For non-corporate entities the consultation proposes applying the new rules where the entity has either 50 or more employees or turnover exceeding £10.2 million, or both these characteristics. HMRC has clarified that ‘employees’ will follow the Companies’ Act definition, which is average number of employees, but regardless of whether full or part-time and excluding ‘IR35’ cases. This may therefore penalise those engaging more employees on a part-time basis. 

It is also proposed that for the purposes of the off-payroll working rules when an organisation ceases to be small in an accounting period (or becomes small) the requirement to operate the off-payroll rules (or cease to operate them) will apply from start of the tax year following the end of that accounting period. This fluctuation in and out of the new rules may be confusing. Also, for entities with an accounting period ended on, say, 31 March there leaves very little time to decide whether they are now within the off-payroll rules and, if so, assess and notify the status of relevant engagements.

Information requirements

The consultation proposes that an engager must provide direct to a worker a determination of the worker’s status (and, if requested, the reasons for reaching that conclusion). The engager will also have to provide that determination to the party they contract with (for example, an agency). The status determination (and reasons) will then have to be passed down the supply chain so that fee-payers who are further down the labour supply chain have the information they need to comply with the rules. It is not, however, clear whether small entities will have to notify the worker or the party they contract with that they are ‘small’.

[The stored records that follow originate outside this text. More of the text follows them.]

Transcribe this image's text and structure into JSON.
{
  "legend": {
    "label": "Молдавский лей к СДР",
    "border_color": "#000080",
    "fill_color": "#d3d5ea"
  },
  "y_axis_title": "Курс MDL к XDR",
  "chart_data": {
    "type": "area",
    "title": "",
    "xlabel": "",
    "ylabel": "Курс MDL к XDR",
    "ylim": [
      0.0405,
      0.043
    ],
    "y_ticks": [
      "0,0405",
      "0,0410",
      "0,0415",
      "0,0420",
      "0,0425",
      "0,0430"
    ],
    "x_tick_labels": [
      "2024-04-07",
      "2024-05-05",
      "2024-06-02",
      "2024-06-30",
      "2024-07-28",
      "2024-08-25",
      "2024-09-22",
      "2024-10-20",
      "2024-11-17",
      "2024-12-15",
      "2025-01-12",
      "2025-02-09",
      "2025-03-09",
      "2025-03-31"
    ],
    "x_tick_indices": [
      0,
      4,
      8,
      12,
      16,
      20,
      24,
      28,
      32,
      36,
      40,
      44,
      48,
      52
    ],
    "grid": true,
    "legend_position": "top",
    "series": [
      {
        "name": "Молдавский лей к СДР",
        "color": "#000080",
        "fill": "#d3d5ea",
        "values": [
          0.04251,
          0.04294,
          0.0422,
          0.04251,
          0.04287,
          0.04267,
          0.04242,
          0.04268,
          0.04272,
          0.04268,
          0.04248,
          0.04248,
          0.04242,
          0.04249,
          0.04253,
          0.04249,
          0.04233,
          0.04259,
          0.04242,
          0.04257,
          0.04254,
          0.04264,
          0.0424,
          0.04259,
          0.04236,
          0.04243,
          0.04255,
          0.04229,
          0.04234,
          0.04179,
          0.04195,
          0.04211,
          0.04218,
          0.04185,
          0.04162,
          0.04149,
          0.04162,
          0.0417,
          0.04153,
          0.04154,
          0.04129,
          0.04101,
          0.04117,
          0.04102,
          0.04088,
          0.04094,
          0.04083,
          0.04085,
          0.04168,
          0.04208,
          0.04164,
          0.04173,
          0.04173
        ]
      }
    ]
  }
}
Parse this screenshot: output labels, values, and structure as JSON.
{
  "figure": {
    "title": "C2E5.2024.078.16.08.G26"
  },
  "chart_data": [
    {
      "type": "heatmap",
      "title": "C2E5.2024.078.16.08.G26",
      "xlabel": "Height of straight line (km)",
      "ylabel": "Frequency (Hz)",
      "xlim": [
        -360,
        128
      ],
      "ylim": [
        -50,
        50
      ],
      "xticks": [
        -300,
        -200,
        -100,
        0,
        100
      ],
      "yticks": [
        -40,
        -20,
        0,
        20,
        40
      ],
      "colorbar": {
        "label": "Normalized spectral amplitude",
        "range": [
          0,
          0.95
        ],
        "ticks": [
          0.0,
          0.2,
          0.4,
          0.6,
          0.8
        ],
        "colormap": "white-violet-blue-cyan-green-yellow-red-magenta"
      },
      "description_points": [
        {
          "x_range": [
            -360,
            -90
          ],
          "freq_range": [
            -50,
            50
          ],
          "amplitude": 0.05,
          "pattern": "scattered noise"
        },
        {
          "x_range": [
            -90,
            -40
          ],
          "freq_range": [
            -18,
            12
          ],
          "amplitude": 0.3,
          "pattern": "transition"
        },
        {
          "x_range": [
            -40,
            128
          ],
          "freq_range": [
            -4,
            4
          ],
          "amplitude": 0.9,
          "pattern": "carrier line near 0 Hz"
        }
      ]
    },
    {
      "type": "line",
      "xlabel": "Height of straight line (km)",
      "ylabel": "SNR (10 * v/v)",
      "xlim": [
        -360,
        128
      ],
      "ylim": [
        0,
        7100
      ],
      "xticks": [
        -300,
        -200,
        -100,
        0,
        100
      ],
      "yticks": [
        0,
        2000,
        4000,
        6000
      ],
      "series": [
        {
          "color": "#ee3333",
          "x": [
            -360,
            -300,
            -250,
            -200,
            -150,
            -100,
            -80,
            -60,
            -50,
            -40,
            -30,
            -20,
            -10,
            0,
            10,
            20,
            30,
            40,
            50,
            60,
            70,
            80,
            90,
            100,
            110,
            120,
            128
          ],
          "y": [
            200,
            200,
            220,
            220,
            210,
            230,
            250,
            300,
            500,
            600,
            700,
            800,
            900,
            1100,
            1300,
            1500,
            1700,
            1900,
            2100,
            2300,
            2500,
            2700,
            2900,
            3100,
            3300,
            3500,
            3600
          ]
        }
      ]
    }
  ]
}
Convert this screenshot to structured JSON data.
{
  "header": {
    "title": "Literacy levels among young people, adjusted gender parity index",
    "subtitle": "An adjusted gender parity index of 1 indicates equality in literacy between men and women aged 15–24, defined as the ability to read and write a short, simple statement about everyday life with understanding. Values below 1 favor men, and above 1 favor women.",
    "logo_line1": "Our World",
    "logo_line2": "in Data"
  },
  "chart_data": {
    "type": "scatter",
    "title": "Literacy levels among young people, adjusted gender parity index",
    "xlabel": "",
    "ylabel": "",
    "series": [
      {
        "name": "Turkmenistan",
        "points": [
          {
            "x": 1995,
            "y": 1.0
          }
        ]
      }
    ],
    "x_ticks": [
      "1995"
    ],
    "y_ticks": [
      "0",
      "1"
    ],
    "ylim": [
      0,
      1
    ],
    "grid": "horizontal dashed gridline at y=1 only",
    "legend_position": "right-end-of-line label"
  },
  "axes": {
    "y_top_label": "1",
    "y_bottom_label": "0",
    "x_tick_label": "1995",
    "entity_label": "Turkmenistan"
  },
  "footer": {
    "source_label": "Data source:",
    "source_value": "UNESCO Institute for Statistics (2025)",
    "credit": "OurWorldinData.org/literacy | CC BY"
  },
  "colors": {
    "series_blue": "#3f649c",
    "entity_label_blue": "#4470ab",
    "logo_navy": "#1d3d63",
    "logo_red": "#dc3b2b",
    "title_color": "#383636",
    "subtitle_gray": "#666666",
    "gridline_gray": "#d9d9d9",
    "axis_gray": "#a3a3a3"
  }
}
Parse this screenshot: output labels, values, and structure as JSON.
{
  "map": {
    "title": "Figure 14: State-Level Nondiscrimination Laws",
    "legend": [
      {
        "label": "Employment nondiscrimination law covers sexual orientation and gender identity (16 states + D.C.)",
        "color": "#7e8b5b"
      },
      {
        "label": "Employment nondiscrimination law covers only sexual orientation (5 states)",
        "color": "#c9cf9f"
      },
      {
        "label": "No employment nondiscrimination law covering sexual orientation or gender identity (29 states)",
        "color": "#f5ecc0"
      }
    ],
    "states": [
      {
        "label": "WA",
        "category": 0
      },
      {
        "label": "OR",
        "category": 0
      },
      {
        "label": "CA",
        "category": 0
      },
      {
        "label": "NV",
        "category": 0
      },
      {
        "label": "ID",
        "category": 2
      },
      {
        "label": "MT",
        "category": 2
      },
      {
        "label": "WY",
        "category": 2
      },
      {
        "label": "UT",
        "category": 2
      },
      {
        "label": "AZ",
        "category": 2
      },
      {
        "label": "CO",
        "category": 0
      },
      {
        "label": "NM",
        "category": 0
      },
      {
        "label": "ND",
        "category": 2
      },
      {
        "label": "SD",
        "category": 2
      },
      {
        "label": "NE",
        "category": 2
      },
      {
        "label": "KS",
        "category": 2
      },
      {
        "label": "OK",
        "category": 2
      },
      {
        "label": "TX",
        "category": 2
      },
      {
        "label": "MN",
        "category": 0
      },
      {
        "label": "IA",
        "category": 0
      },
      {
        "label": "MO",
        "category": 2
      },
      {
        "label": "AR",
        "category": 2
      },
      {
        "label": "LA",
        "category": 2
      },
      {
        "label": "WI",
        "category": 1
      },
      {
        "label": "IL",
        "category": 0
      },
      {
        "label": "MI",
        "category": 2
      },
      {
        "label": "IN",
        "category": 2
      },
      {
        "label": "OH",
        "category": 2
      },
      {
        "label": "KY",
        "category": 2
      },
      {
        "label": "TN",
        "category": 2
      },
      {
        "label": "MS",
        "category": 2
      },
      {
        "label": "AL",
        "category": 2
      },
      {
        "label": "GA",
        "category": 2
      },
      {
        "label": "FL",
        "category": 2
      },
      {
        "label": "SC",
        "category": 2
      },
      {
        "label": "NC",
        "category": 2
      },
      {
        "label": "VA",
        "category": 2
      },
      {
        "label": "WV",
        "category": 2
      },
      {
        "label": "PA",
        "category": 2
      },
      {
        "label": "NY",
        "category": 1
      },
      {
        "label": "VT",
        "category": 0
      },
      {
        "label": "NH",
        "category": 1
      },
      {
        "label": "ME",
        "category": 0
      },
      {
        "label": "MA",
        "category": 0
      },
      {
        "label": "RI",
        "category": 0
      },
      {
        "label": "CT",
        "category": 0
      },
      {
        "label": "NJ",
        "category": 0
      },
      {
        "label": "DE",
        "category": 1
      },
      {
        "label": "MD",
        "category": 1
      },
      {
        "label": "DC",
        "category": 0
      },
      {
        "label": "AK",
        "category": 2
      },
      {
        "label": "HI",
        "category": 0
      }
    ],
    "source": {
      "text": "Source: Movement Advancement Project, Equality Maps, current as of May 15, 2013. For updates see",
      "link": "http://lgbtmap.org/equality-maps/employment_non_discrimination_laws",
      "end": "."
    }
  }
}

It is also proposed to modify the rules that determine when the liability for income tax and NICs should be transferred up the supply chain from the fee-payer to the agency or engager in cases of non-compliance. Where HMRC are unable to collect a liability from a defaulting party the government proposes that the liability should transfer back to the first party or agency in the chain. Where HMRC cannot collect from that party it would seek payment from the engager. As proposed the liability could fall back on the engager even if they have taken reasonable care to ensure that all parties comply with the rules.

Status determinations

The consultation proposes an engager-led status disagreement process starting with the requirement for the engager to provide their determination to the worker – with reasons – which the worker would be able to appeal, and which would require the engager to revisit their determination and relay their conclusion back to the worker. HMRC would not be involved in this process. HMRC’s view is that either workers wouldn’t take a role if they disagreed with the engagers’ determination or they would appeal at the year end to HMRC.

The consultation period closes on 28 May 2019 and both ATT and CIOT will be responding. Input from members in response to the questions posed in the consultation, or other aspects of the off-payroll rules that require clarification, is very welcome.